The next morning, Higgins arrives at his mother's house in a panic. He has reported Eliza missing to the police, and seeks his mother's advice. Before she can tell him that Eliza is in the house, Mr. Doolittle arrives dressed in a wedding suit. He accuses Higgins of ruining his happiness. Doolittle has inherited three thousand pounds a year from an American philanthropist who was told by Higgins that Doolittle was the most original moralist in England. Doolittle laments the new responsibilities he must take on as a member of the middle class, including marrying his girlfriend, but says he cannot resist accepting the money. Eliza comes down and reconciles with Higgins, and they all accompany Doolittle to the wedding. Later, Eliza marries Freddy and opens a florist shop with Pickering's financial assistance.

This fifth act, which presents Eliza's come-back by a way of a successful bid for indipendence, is by comparison uncertain and ineffective. It instances the extreme difficulty of writing a classical comedy without recourse to a conventional close. Instead of a preface, Pygmalion has a prose epilogue designed to persuade us of the propriety and indeed inevitability of Eliza's marrying not Higgins but Freddy Eynsford Hill, the lightly sketched 'silly ass' character of the play. Yet the ending provokes an interesting controversy among critics. Higgins and Eliza do not marry, while the play as it is usually produced often does reconcile the two main characters.

Eliza and Freddy set up a flower-shop, we are told, and eventually make a success of it after completing some necessary studies at the London School of Economics.


This conclusion, Shaw asserts, is so obvious that it 'would hardly need telling if our imaginations were not so enfeebled by their lazy dependence on the ready-mades and reach-me-downs of the ragshop in which Romance keeps its stock of "happy endings" to misfit all stories'.


It has to be observed, however, that Shaw himself admirably exploits in the subsidiary parts of his play a good deal that is ready-made-although the prefabrication, indeed, has taken place in the Shavian factory.


The real protagonist of the Pygmalion is the phonetic which is not a play for a little group of well-learned men and it is connected with the profound of the civilization. Shaw write out the dialect of London.
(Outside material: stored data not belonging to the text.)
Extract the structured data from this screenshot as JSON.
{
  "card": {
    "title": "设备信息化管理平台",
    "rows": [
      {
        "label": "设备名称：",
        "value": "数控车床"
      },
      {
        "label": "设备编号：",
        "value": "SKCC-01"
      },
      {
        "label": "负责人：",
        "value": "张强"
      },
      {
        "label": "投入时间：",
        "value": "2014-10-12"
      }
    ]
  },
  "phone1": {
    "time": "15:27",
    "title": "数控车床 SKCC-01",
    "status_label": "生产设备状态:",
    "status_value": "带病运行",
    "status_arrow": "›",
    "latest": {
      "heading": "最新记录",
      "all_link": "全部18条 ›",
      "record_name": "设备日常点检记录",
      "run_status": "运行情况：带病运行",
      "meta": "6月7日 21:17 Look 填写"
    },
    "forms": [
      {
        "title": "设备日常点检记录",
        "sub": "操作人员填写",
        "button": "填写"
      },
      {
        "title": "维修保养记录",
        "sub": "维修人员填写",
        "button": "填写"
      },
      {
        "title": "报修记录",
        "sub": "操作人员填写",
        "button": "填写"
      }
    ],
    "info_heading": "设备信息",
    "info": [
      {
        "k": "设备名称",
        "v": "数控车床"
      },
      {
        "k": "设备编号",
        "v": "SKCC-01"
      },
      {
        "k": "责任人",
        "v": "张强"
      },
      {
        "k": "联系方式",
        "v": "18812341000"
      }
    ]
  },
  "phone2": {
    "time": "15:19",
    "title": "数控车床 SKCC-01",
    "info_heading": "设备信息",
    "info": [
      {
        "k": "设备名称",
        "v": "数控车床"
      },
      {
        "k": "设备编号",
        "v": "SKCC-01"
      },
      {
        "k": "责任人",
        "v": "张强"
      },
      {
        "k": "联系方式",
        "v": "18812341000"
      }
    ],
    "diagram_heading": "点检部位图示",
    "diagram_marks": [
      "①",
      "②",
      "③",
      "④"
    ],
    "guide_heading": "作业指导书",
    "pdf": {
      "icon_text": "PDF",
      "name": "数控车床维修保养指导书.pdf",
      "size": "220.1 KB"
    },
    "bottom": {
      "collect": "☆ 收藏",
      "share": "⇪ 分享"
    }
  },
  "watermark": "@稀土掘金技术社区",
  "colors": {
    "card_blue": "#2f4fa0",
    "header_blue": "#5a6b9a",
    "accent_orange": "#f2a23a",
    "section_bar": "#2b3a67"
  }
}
Eliza's father the dustman, although his fortuitous elevation from a comfortable place among the undeserving poor presents a brilliantly grotesque parallel to his daughter's situation, owes his moment of chief theatrical effectiveness to a device echoed from as far back as Widowers' Houses.


Shaw's Pygmalion became the basis of the musical My Fair Lady by Alan Jay Lerner and music by Frederick Loewe The show's 1956 Broadway production was a smash hit, setting a new record for the longest run of any major theatre production in history. It was followed by a hit London production, a popular film version, and numerous revivals.